I will address a few points. The first thing to do is put this in context. The SHD legislation arises out of the Rebuilding Ireland strategy to increase housing supply in response to an ongoing and consistent criticism of the planning system as having inherent and in-built delays. If the SHD has two objectives, they are efficiencies and outcomes. During pretty much all of my career as a planner, the first thing I have heard levelled at planning and the planning system is delay, delay, delay. What this has achieved for planning outcomes or the planning process is a degree of consistency and certainty that builds in upfront a lot of the considerations that were played out through the system and did not get addressed until it was too late. We are lucky to already have had a review by an independent expert group that included representations from broadly based local government representatives as much as anyone else. That review concluded that the SHD system is working in terms of efficiencies and better outcomes. The reason the outcomes are better is because a more formalised upfront system is in place. Members will have heard in the presentations how both Mr. Sheridan and Mr. Hyde talked about a three-stage system upfront.
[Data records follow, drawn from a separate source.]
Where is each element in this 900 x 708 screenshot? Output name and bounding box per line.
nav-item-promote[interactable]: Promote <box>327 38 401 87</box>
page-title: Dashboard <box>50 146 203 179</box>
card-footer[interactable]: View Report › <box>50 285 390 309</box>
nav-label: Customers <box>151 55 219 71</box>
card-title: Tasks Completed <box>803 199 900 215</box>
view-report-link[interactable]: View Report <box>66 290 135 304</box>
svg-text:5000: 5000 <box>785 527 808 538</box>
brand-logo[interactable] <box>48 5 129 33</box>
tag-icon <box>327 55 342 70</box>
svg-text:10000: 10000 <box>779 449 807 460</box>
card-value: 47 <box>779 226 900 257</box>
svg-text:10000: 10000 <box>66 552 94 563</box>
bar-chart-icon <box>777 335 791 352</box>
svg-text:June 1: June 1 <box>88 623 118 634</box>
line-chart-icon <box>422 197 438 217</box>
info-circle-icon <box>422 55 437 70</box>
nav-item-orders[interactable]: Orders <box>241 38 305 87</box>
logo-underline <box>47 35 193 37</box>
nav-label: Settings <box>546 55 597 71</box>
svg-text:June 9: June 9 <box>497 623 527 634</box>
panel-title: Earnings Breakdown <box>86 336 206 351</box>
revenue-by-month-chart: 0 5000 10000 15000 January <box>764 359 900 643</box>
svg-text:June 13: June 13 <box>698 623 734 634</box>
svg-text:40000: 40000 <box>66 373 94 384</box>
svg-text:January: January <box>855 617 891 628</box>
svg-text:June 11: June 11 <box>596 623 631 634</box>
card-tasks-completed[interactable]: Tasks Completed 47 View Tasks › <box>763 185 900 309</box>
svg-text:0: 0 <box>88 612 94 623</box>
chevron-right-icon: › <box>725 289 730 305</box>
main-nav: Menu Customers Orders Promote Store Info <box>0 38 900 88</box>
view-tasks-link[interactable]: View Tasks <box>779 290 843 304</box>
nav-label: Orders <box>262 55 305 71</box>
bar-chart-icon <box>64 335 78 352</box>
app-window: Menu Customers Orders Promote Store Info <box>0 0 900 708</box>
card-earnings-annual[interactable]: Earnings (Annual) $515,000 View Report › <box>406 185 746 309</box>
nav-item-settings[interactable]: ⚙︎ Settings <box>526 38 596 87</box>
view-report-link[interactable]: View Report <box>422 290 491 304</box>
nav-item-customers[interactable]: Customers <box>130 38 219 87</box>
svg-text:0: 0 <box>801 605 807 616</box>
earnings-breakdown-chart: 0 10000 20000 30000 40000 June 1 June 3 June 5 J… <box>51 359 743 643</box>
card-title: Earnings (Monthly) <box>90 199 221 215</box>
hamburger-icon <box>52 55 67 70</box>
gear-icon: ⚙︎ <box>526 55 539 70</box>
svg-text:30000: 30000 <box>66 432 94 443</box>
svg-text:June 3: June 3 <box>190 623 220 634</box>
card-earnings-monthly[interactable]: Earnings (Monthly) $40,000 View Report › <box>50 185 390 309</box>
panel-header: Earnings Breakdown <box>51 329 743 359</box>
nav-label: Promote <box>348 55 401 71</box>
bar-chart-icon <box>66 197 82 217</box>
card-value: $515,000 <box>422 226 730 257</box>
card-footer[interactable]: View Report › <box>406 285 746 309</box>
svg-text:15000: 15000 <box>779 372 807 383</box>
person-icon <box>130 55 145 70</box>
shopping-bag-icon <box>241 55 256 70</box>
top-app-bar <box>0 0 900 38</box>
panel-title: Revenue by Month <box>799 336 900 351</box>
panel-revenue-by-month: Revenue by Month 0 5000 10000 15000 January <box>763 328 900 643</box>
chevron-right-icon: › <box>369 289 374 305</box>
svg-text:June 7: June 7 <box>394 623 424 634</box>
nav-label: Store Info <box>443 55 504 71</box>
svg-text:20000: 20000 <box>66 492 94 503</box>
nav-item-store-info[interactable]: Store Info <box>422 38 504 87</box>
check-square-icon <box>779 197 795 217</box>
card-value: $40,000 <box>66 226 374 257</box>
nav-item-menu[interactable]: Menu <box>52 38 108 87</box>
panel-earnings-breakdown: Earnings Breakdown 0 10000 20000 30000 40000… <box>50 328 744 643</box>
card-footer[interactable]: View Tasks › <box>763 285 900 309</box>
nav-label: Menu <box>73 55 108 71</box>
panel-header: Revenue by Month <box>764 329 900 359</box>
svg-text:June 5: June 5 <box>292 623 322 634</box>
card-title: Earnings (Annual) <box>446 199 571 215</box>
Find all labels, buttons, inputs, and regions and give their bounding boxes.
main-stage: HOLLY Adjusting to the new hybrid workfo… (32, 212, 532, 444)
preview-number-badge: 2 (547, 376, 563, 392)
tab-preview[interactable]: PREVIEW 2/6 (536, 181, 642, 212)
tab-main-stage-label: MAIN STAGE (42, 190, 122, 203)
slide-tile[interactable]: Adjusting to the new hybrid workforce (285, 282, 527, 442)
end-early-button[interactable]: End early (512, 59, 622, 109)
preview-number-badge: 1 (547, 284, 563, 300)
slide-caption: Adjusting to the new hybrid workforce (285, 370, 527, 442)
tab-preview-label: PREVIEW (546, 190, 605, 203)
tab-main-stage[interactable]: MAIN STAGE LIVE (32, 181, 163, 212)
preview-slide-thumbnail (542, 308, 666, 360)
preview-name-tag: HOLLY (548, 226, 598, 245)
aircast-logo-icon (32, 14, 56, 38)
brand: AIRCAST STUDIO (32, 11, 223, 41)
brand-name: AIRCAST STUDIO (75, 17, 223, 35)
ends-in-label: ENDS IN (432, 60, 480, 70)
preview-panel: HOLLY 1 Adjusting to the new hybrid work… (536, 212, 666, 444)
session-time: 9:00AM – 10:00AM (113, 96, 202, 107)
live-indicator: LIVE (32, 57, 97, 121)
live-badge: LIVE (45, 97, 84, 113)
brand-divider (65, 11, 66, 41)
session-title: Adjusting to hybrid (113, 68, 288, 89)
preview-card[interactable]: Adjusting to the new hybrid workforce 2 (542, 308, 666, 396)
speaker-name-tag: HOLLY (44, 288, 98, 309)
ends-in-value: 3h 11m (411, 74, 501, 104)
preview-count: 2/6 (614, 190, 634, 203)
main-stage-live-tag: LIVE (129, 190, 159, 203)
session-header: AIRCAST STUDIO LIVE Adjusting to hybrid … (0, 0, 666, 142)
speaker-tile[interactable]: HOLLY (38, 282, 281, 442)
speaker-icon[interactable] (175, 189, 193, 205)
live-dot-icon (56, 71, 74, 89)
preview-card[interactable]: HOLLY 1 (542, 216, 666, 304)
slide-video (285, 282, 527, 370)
There is a pre-application meeting, which involves all parties, with An Bord Pleanála and then there is the application. That level of formalisation did not exist, or had not existed to the same extent, for housing development proposals prior to the SHD process. That meant that applications granted through the process are determined to be better, and that was one of the conclusions of the expert advisory group.

Moving on to address the question of whether we are going against the programme for Government, that is absolutely not the case. The last recommendation, No. 22, of the expert advisory group, however, was that the Department should consider what aspects of the SHD process were successful and could be considered for translation into the general planning system. That is where we are at now. Several things could be used to benefit the normal planning system, if we can call it that, and that would include more formalised upfront consideration even before a planning application is submitted to ensure that we get better outcomes.

More broadly, the idea that activation could be better was a part of the terms of reference of the expert advisory group and was part of its considerations and recommendations to the Minister, and his subsequent decision in that regard. I acknowledge that activation could be better and it is something we are continuing to work on. The use it or lose proposals are a direct response to that and we are also considering other means.